The search for safer, effective replacements for opioids is a critical public health priority, but that effort is being undermined by the Inflation Reduction Act (IRA), which has added uncertainty to an already difficult scientific and regulatory challenge.
Effective pain medicines generally must be small molecules, a key attribute that helps the therapies cross the blood-brain barrier to access the nervous system.
The IRA, however, offers less protection to small molecules than it does to biologics.
- Small molecules may have their prices “negotiated” after only seven years on the market, whereas biologics have an 11-year reprieve before the process of implementing price controls begins. The gap between the two different types of medicines is known as the “pill penalty,” because of the way that small molecules—usually taken by mouth—are afforded less protection.
- A Pioneer Institute report suggested that this disparity—“contradicting every other federal policy on opioids”—would discourage the development of small-molecule non-opioid pain drugs.
Even before the IRA, the development of non-opioid pain medicines was faltering.
- A 2023 Biotechnology Innovation Organization (BIO) analysis found, “The industry-wide clinical pipeline for pain therapeutics consists of 124 active clinical-stage drug programs vs 220 in our report five years ago, a decline of 44%.” A similar decline was seen when only novel chemical entities were considered.
- The Pioneer Institute further analyzed the R&D pipeline, suggesting only nine viable opioid replacements are in clinical testing, a number that shows how vulnerable the pipeline is. Without additional incentives, that number may shrink further, the authors warned.

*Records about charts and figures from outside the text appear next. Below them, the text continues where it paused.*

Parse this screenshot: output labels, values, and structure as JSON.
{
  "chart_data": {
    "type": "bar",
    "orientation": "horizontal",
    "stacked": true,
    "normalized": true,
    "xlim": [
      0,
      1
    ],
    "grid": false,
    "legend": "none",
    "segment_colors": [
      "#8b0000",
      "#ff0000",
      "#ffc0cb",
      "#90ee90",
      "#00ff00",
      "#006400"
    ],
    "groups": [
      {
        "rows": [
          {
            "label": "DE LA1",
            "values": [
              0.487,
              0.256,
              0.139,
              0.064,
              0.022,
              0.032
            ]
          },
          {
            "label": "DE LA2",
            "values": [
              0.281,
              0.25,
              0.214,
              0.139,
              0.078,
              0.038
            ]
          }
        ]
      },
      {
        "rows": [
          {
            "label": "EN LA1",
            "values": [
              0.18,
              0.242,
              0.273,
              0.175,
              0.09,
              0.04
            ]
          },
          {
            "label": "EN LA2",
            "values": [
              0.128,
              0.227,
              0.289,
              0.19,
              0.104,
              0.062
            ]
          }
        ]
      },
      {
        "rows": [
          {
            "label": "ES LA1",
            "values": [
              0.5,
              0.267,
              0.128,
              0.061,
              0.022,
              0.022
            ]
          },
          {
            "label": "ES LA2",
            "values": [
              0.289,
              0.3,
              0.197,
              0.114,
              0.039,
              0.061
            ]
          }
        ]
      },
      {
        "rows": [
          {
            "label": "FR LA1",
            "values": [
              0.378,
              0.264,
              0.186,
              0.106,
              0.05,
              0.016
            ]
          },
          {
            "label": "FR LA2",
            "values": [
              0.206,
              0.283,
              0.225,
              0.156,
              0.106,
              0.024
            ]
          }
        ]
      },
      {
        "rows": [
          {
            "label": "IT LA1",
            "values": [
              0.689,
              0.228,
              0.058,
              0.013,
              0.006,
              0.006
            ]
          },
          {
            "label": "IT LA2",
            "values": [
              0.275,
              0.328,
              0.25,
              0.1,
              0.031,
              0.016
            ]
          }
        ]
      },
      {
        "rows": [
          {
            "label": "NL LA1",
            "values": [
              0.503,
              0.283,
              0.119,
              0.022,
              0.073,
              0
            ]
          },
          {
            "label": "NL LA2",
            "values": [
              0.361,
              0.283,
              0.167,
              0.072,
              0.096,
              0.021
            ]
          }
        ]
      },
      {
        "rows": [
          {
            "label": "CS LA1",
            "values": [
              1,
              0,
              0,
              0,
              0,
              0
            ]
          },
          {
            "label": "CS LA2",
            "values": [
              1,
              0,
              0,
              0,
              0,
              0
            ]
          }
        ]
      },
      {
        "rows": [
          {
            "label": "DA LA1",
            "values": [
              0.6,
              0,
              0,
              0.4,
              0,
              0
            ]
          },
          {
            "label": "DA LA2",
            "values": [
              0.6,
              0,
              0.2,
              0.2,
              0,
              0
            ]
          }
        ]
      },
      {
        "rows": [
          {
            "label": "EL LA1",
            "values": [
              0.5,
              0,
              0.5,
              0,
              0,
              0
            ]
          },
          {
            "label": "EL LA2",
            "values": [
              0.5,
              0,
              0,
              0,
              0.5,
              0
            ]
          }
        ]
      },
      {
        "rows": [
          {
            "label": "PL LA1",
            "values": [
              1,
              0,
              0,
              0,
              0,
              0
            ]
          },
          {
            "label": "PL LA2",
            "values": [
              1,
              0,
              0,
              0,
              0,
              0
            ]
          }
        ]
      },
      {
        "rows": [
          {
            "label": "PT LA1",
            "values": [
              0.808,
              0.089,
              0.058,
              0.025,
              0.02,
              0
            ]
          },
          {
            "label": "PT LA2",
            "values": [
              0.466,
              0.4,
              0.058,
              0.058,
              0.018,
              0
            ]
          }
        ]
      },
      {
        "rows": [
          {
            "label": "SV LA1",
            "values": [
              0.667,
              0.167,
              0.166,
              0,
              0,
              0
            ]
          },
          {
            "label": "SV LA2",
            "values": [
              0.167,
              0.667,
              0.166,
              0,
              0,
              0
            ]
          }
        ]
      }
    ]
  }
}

- The success rate for pain medicines lags behind other therapeutic areas, further discouraging investment and explaining the slide in the number of programs and the degree of funding.
Yet the need remains high. Effective pain control is an unmet need, and the cost of opioid-related addiction is staggering. A Milliman report prepared for the Society of Actuaries pegged the cost of the opioid epidemic between 2015 and 2018 at more than $600 billion, a far greater sum than the IRA is projected to save.
BIO’s View: Commercial decision-making is sensitive to incentives, which send signals about how and where innovation will be supported. Federal policy, however, is discouraging the development of small molecule, non-opioid pain medicines, offering such medicines considerably less protection from the Inflation Reduction Act’s price controls. That misaligned incentive jeopardizes one of the most important public health priorities in the country and underscores the need for common-sense fixes to the IRA.